As if to prove the point about how far the center of Republican opinion had moved, Baker himself was in the news this week. The New York Times reports:
The warnings trickled in soon after an announcement began circulating last month that James A. Baker III, the former diplomat who is now a foreign policy adviser to [potential presidential candidate] Jeb Bush, would be a featured speaker at a conference hosted by J Street, the liberal pro-Israel advocacy organization.
It could be problematic, conservative donors and Israel hawks told Mr. Bush's team, if Mr. Baker spoke at the event, according to three people briefed on the discussions….

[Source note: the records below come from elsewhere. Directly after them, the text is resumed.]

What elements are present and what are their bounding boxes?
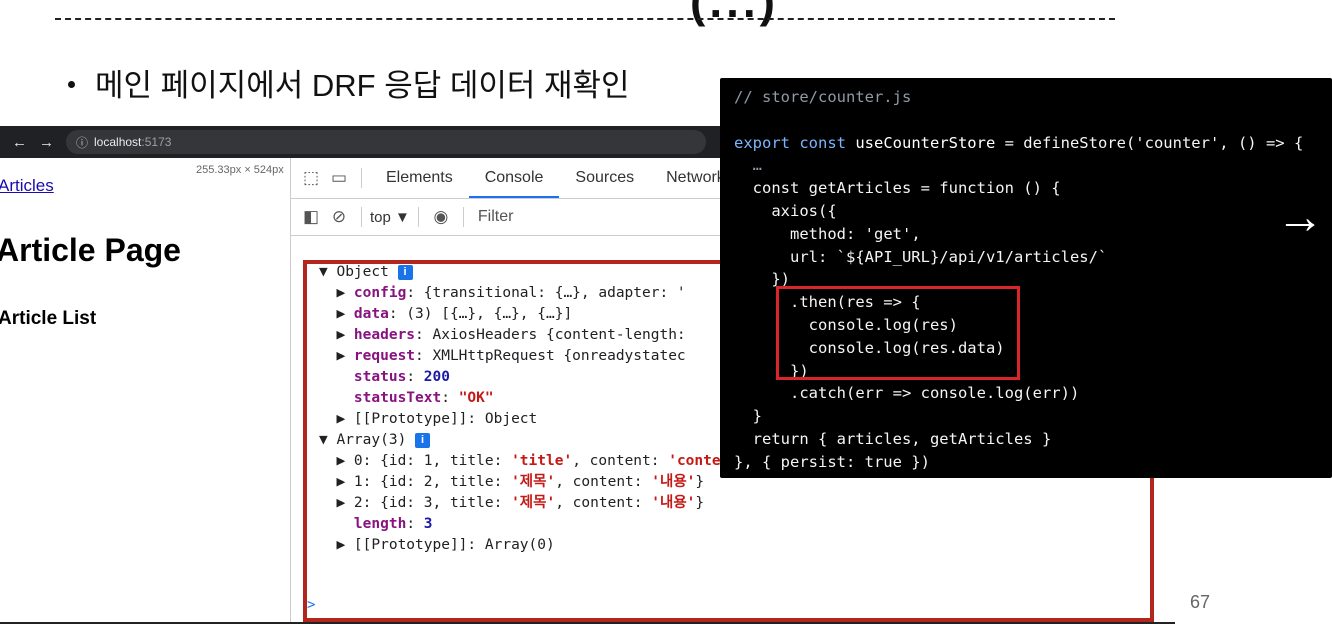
- filter-input[interactable]: Filter: [478, 208, 514, 226]
- code-line: .catch(err => console.log(err)): [734, 384, 1080, 403]
- code-line: const getArticles = function () {: [734, 179, 1061, 198]
- console-output: ▼ Object i ▶ config: {transitional: {…},…: [319, 262, 756, 556]
- code-line: method: 'get',: [734, 224, 921, 243]
- info-icon: ⓘ: [76, 135, 89, 150]
- code-line: }, { persist: true }): [734, 452, 930, 471]
- console-line[interactable]: ▶ config: {transitional: {…}, adapter: ': [319, 283, 756, 304]
- code-line: …: [734, 156, 762, 175]
- sidebar-toggle-icon[interactable]: ◧: [297, 207, 325, 227]
- slide-bullet: 메인 페이지에서 DRF 응답 데이터 재확인: [68, 60, 630, 105]
- eye-icon[interactable]: ◉: [427, 207, 455, 227]
- page-subheading: Article List: [0, 308, 97, 329]
- code-snippet-panel: // store/counter.js export const useCoun…: [720, 78, 1332, 478]
- tab-sources[interactable]: Sources: [559, 158, 650, 198]
- toolbar-separator-3: [462, 207, 464, 227]
- inspect-element-icon[interactable]: ⬚: [297, 168, 325, 188]
- toolbar-separator-2: [417, 207, 419, 227]
- bullet-text: 메인 페이지에서 DRF 응답 데이터 재확인: [95, 68, 630, 103]
- forward-icon[interactable]: →: [39, 134, 54, 151]
- device-toolbar-icon[interactable]: ▭: [325, 168, 353, 188]
- console-line: length: 3: [353, 516, 433, 532]
- console-line[interactable]: ▶ [[Prototype]]: Object: [319, 409, 756, 430]
- console-line: statusText: "OK": [353, 390, 494, 406]
- console-line[interactable]: ▶ 0: {id: 1, title: 'title', content: 'c…: [319, 451, 755, 472]
- console-line[interactable]: ▶ 1: {id: 2, title: '제목', content: '내용'}: [319, 472, 756, 493]
- page-viewport: 255.33px × 524px Articles Article Page A…: [0, 158, 290, 624]
- console-line[interactable]: ▼ Array(3) i: [319, 430, 756, 451]
- title-divider: [55, 18, 1115, 20]
- page-heading: Article Page: [0, 232, 181, 268]
- code-line: export const useCounterStore = defineSto…: [734, 133, 1304, 152]
- info-badge-icon: i: [397, 264, 413, 280]
- code-line: return { articles, getArticles }: [734, 429, 1052, 448]
- console-line[interactable]: ▶ request: XMLHttpRequest {onreadystatec: [319, 346, 756, 367]
- viewport-size-readout: 255.33px × 524px: [196, 164, 284, 176]
- bullet-dot: [68, 81, 75, 89]
- tab-console[interactable]: Console: [468, 158, 560, 198]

Sheldon Adelson, the billionaire casino mogul and a powerful donor to Republican "super PACs," is among those who have expressed concerns to Mr. Bush's friends and allies, several of them said. Mr. Adelson is said to be incensed over Mr. Baker's comments and the lack of pressure put on him by the Bush team before his address—a significant concern, given that Mr. Adelson has the resources to pour tens of millions of dollars into the Republican presidential primary.
You can read the rest here. But the upshot is that Jeb Bush's association with James Baker is starting to spark the sort of Republican reaction ordinarily reserved for an association with Bill Ayers. In the GOP of 2015, the old Bush/Baker approach to Middle Eastern policy is being treated like a tainted foreign import.